- Born: Ethlyn Eugenie Smith 23 April 1940 Huntums Ghut, Tortola, British Leeward Islands
- Died: 31 December 2007 (aged 67) Road Town, Tortola, British Virgin Islands
- Occupations: accountant, politician
- Years active: 1960–2003

= Ethlyn Smith =

British Virgin Islands politician and accountant (1940–2007)

Ethlyn Smith (23 April 1940 – 31 December 2007) was a civil servant from the British Virgin Islands, who became one of the first two women elected to the House of Assembly of the British Virgin Islands. After a career of more than two decades as an accountant and public administrator in the civil service of the British Virgin Islands, Smith retired and entered politics. She contested her first election in 1995 as an independent, winning the 5th District. She was reelected to the post in 1999, serving until her defeat in the 2003 elections.

==Early life==
Ethlyn Eugenie Smith was born on 23 April 1940 in the village of Huntums Ghut, on the island of Tortola, at the time a British colony known as the British Leeward Islands to Gladys and Ernest Smith. She completed her primary and secondary education in the islands and worked briefly as a clerical trainee in the civil service of the island. To further her education, she pursued an associates degree from the College of the Virgin Islands in Charlotte Amalie, in the U. S. Virgin Islands. She completed her degree program in accounting in 1968 and went on for further studies at Wandsworth Technical College in London and at the University of Calgary. She graduated from Calgary in 1970 with a bachelor's degree in accounting. During her schooling the country was decolonized and became the British Virgin Islands (BVI), one of the dependencies of the British Overseas Territories.

==Career==
Returning to BVI that same year, Smith returned to the civil service and was made the Accountant General, becoming the first woman to hold the post. She was promoted to the Permanent Secretary of the Ministry of Communications and Works 1976. Desiring to further her education, Smith was awarded a Hubert Humphrey Fellowship in 1983 and attended Pennsylvania State University, attaining a master's degree in public administration the following year. In 1989, she transferred to the Ministry of Natural Resources and Labour. Retiring in 1992, Smith traveled for a few years and worked with various clubs in community service before entering politics.

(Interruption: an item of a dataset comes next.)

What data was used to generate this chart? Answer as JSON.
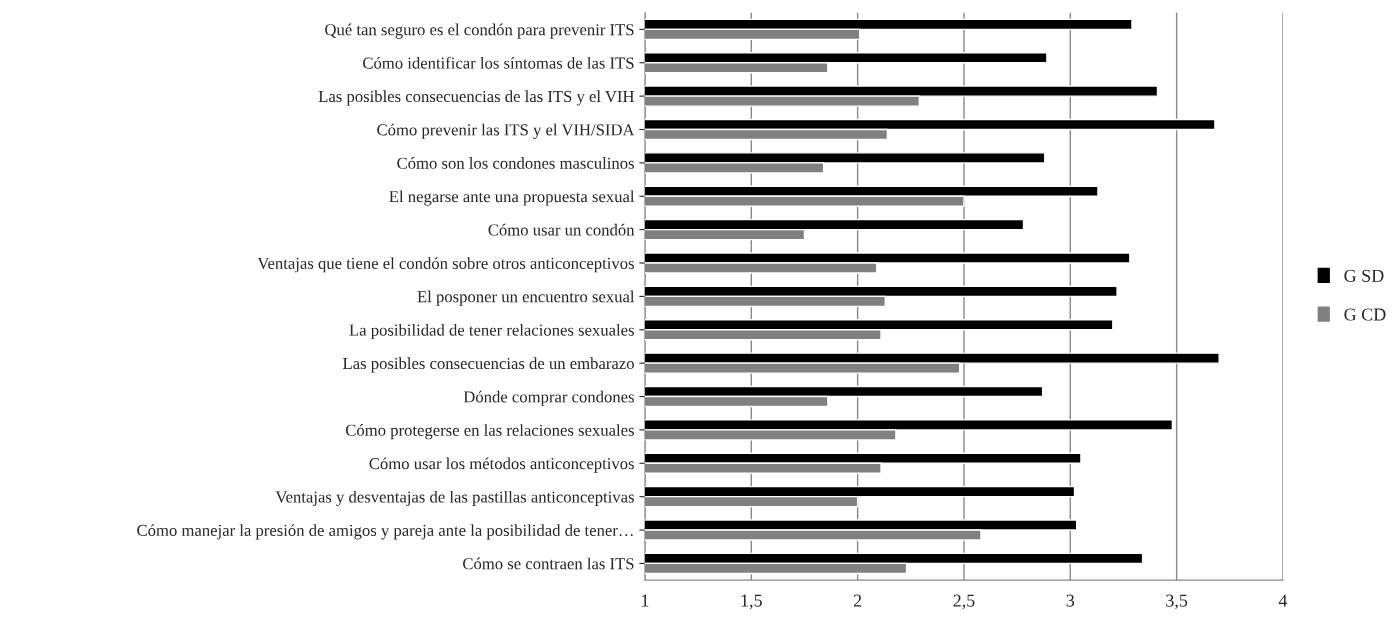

In 1995, Smith and five other women ran for public office as independent candidates. Each of the women ran as independent, and five ran as at-large candidates, to show that women understood the political system and realized that national interests should take precedence over district influences. Smith was one of two winners in the election, unseating Cyril Romney who had held the 5th District constituency for over a decade. Eileene L. Parsons and Ethlyn Smith became the first two women elected to serve in the legislative council of the BVI.

During her legislative career, Smith was appointed a delegate to the Commonwealth Parliamentary Association Conferences, attending the meetings held in 1995 in Sri Lanka, in 1996 in Malaysia and in 1997 in Mauritius. In 1999 she ran for reelection in the 5th District as a candidate for the Concerned Citizens Movement. She was the only member from her party to be elected and served as a member of the opposition, until 2000, when she was appointed to serve as Minister for Health and Welfare. Smith contested the 2003 general elections for the 5th District as candidate for the Virgin Islands Party, but was defeated by Delores Christopher with a margin of three votes.

==Death and legacy==
Smith died on 31 December 2007 at Peebles Hospital in Road Town on Tortola.